Quality Distribution, Inc., the nation’s largest chemical bulk tank truck carrier, reported net income of $9.0 million, or $0.37 per diluted share, for the second quarter ended June 30, 2011, compared to net income of $2.1 million, or $0.09 per diluted share, in the second quarter ended June 30, 2010.
Adjusted net income for the second quarter of 2011 was $5.6 million, or $0.23 per diluted share, compared to adjusted net income of $2.2 million, or $0.10 per diluted share, for the same quarter in 2010.
The significant improvement in earnings for the second quarter ended June 30, 2011 was driven by a 33.6 percent increase in quarter-over-quarter operating income (after adjusting for the restructuring items) resulting from cost containment initiatives, reduced maintenance and depreciation expenses from the fleet rationalization program begun in 2010, and lower insurance costs.
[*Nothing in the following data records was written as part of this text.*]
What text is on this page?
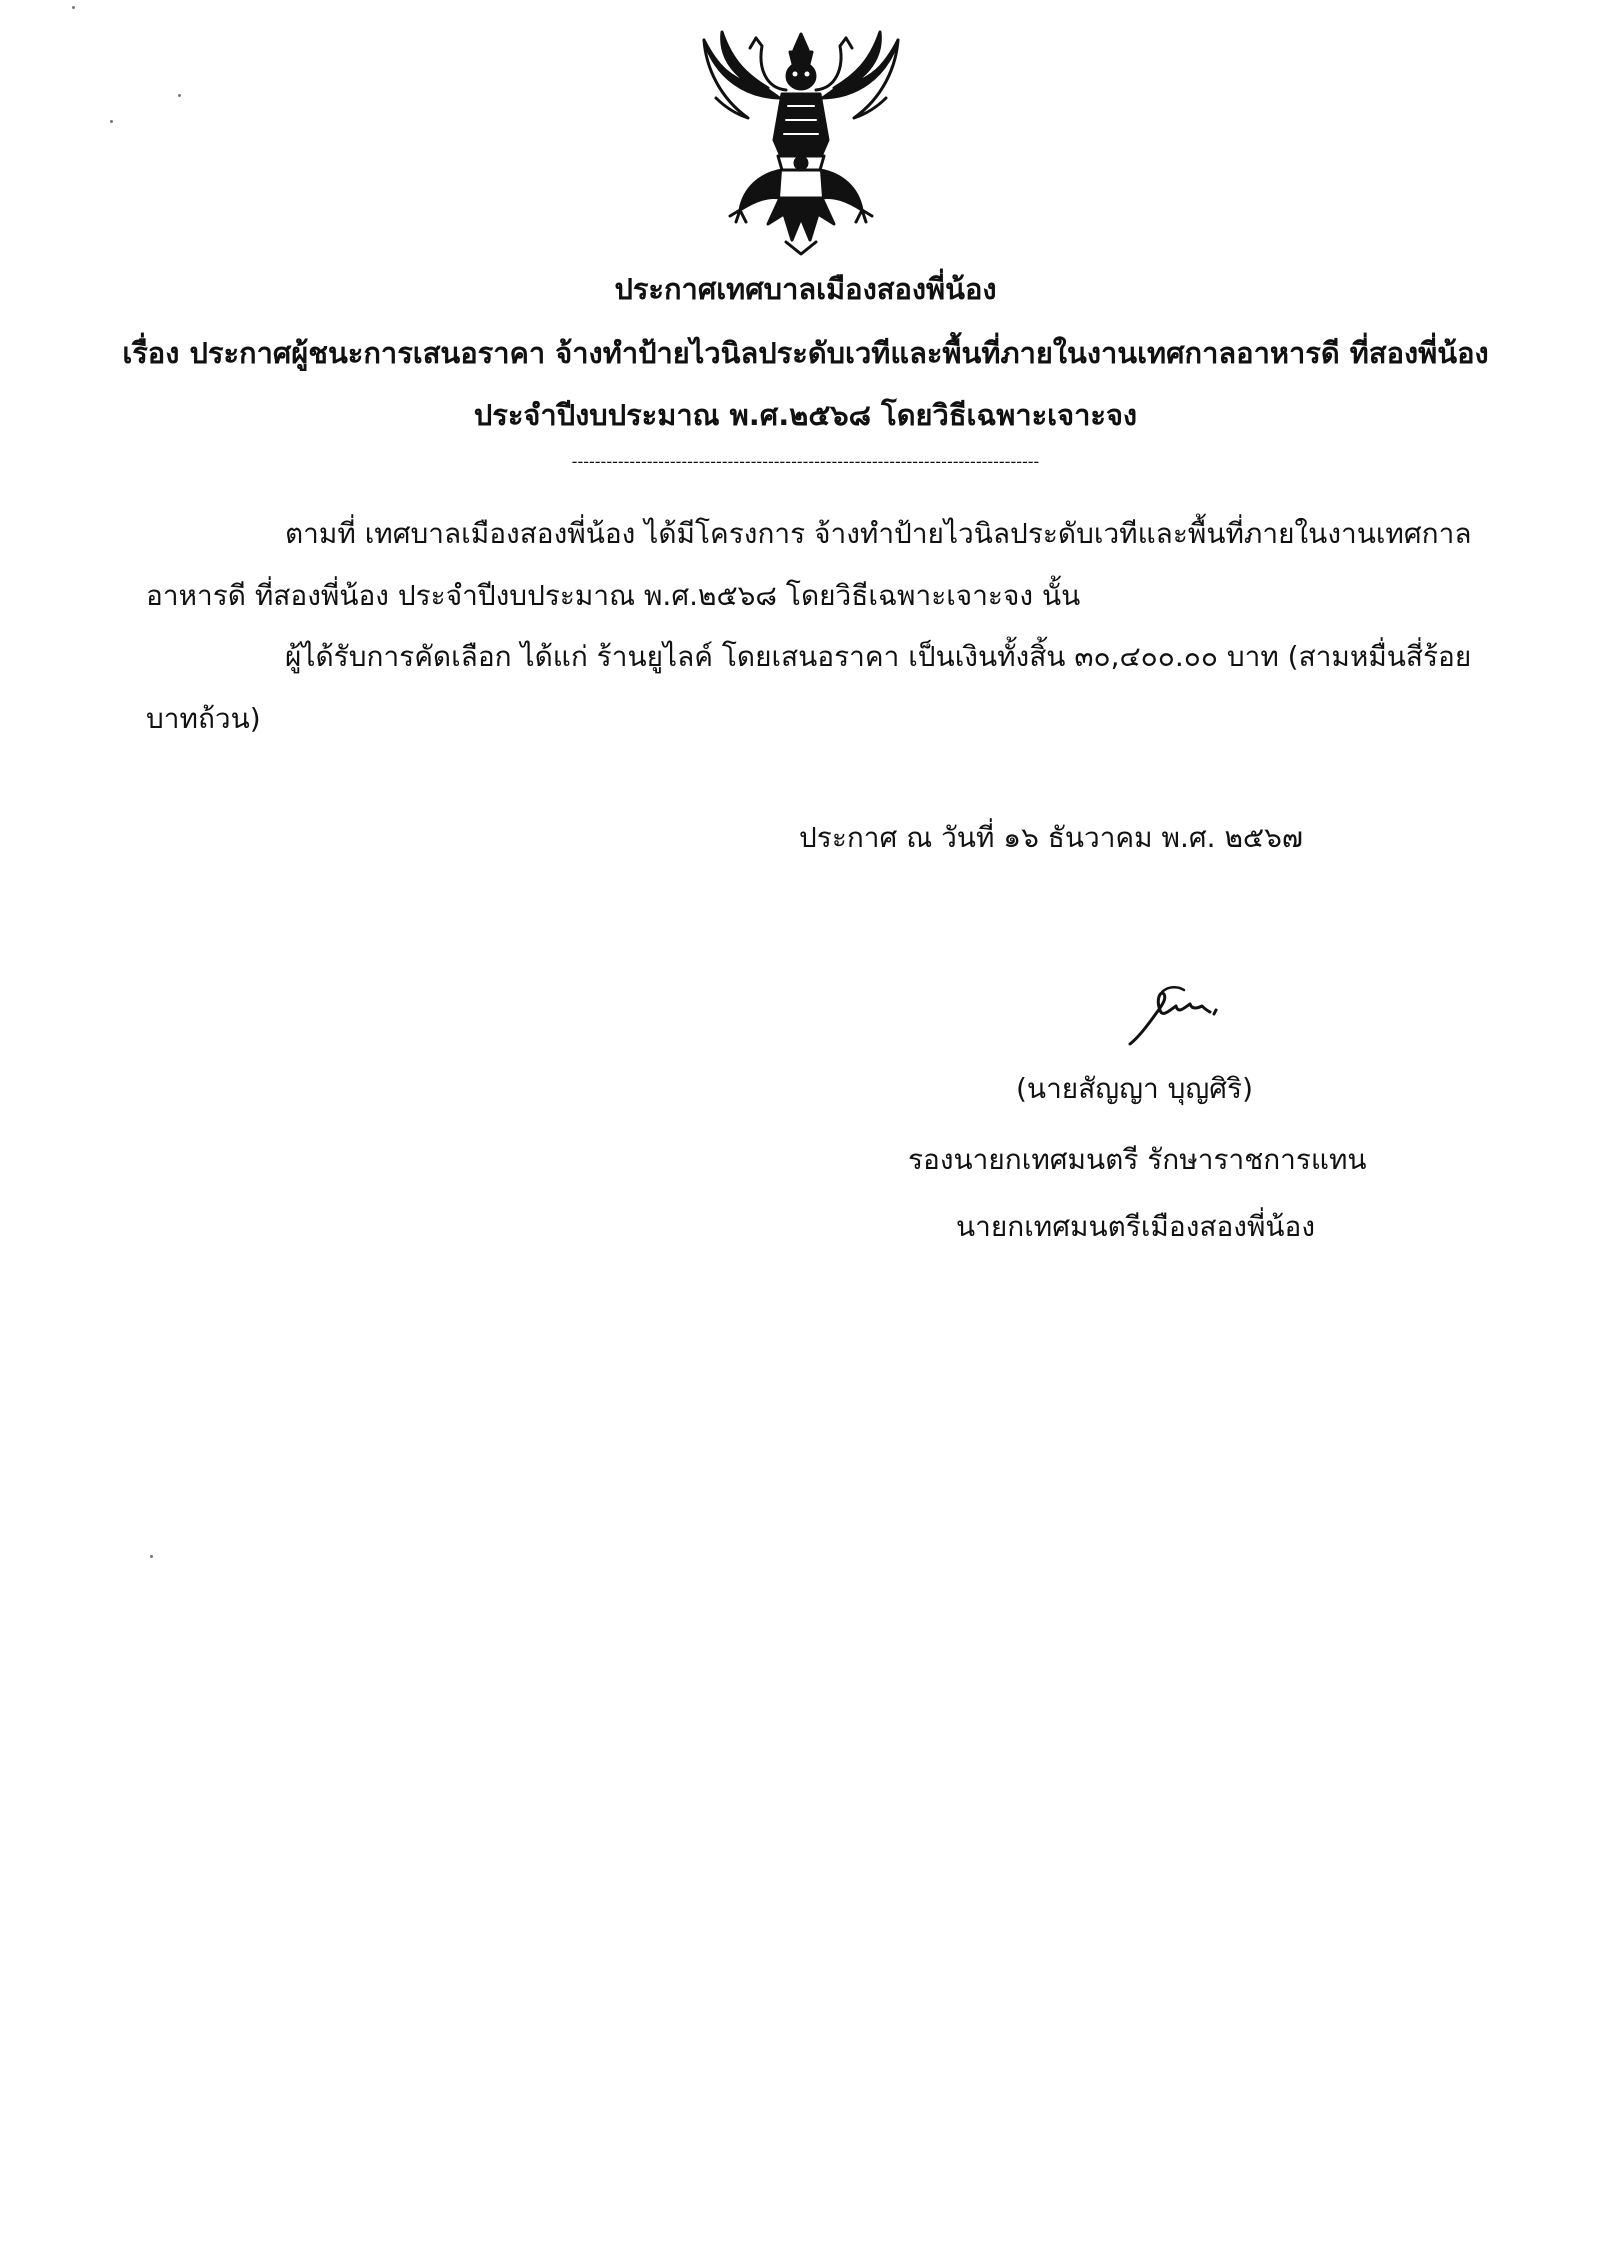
ประกาศเทศบาลเมืองสองพี่น้อง
เรื่อง ประกาศผู้ชนะการเสนอราคา จ้างทำป้ายไวนิลประดับเวทีและพื้นที่ภายในงานเทศกาลอาหารดี ที่สองพี่น้อง
ประจำปีงบประมาณ พ.ศ.๒๕๖๘ โดยวิธีเฉพาะเจาะจง
---------------------------------------------------------------------------------
ตามที่ เทศบาลเมืองสองพี่น้อง ได้มีโครงการ จ้างทำป้ายไวนิลประดับเวทีและพื้นที่ภายในงานเทศกาล
อาหารดี ที่สองพี่น้อง ประจำปีงบประมาณ พ.ศ.๒๕๖๘ โดยวิธีเฉพาะเจาะจง นั้น
ผู้ได้รับการคัดเลือก ได้แก่ ร้านยูไลค์ โดยเสนอราคา เป็นเงินทั้งสิ้น ๓๐,๔๐๐.๐๐ บาท (สามหมื่นสี่ร้อย
บาทถ้วน)
ประกาศ ณ วันที่ ๑๖ ธันวาคม พ.ศ. ๒๕๖๗
(นายสัญญา บุญศิริ)
รองนายกเทศมนตรี รักษาราชการแทน
นายกเทศมนตรีเมืองสองพี่น้อง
Additionally, debt reduction and redemption activity resulted in a 15.9 percent decrease in net interest expense from the prior year quarter.
“I am very pleased with the Company’s solid earnings this quarter, especially in light of lighter volumes in our core chemical logistics business due to continued driver turnover issues,” said Gary Enzor, chief executive officer. “More importantly, we recently won a multi-year contract with a major energy company to provide full logistics for their 100 truck fresh and disposal water hauling needs in the Marcellus Shale region. The revenues associated with this contract will begin ramping in the second half of 2011 and are expected to be a significant contributor to our top-line in 2012.”
Total revenue for the second quarter ended June 30, 2011 was $190.0 million, an increase of 7.0 percent versus the same quarter last year. Excluding fuel surcharges, revenue for the second quarter of 2011 increased 0.7 percent compared to the prior-year quarter, driven by a 7.1 percent increase from Boasso’s intermodal business. Revenues from the logistics business were flat, as slightly lower volumes in the chemicals business were offset by revenues associated with the frac shale energy market.
Adjusted EBITDA for the second quarter of 2011 was $20.5 million, up 22.6 percent versus the comparable prior-year period, driven primarily from cost containment initiatives, reduced maintenance and depreciation expenses and lower insurance costs. A reconciliation of net income to adjusted EBITDA is included in the attached financial exhibits.